I don't know if PointSec protects whole disk or only the windows partition (I don't get to BIOS to change the boot order), so I don't know if point 2 is part of starting windows (point 3) or just a protection of disk MBR.

Anyway, during the pointsec login (point 2) it is possible to press ctrl-f10, and after passing the login, pointsec displays a list of boot posibilities. At this point I can select CD-ROM and boot a linux live cd. Now fdisk -l works, but mount does not. My understanding is that because I logged to pointsec, it should transparently (= encrypting/decrypting on the fly) allow access to the windows partition.

This is a puzzle I was tying to solve for several past weeks, but without any success. Any clues? Thanks!

----------

## alex.blackbit

there are actually 2 ntfs drivers available. the one provided by the kernel and sys-fs/ntfs3g.

did you try both?

----------

## monsm

Pointsec is disk encryption, so that's why the ntfs driver doesn't recognise it.

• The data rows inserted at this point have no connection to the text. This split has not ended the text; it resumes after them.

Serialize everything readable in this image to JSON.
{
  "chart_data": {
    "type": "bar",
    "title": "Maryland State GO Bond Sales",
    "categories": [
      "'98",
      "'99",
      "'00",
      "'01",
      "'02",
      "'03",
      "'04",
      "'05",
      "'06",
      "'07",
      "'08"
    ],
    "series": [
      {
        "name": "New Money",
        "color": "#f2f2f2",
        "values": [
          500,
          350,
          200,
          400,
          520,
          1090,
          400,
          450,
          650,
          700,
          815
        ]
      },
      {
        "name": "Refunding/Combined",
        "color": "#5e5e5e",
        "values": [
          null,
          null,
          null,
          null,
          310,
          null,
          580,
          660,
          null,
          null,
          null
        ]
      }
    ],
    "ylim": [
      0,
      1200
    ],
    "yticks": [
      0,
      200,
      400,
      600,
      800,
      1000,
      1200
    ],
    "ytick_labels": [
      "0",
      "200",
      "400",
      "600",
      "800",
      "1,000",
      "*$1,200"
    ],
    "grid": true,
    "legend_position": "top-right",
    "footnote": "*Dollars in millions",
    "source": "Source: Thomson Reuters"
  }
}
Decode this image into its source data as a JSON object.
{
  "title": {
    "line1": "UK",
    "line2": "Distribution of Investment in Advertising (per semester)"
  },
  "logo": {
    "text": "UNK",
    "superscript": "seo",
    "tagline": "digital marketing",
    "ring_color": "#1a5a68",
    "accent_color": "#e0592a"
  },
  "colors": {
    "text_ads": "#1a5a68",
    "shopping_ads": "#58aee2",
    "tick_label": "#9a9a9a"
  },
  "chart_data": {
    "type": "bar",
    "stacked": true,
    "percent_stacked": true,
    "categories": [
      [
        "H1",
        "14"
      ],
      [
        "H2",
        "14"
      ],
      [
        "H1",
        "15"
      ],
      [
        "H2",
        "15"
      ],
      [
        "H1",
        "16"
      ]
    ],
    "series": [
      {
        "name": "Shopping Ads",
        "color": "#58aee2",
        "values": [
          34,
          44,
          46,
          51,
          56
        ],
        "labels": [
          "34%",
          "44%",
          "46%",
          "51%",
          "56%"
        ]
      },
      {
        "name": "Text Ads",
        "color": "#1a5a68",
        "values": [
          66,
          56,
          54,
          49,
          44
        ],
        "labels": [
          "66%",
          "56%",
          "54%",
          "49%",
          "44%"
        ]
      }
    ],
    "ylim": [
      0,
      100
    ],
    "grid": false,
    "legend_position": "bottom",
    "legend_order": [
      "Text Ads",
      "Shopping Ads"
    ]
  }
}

I did find this quote from Apil 2007:

 *Quote:*   

> Pointsec for Linux isn't really "full disk encryption"... It will encrypt Linux swap and ext2 and ext3 partitions, but /boot has to be unencrypted and any vfat/ntfs volumes are ignored. It is very specific concerning the partitioning, too. It is a workable product and quite robust. I prefer it to the Windoze counterpart. <BG> 
> 
> 

 

You can try the pointsec website and see if they have updated their software since then.  They might have.  I doubt either of the two ntfs drivers for linux have direct support for this encryption (I haven't checked, so you might want to find out, maybe there is a parameter you can pass in your fstab file).

Mons

----------

## alex.blackbit

if the partition is really encrypted, monsm is right. the ntfs drivers will have no chance to give you access to the data without support from some kind of pointsec software.

----------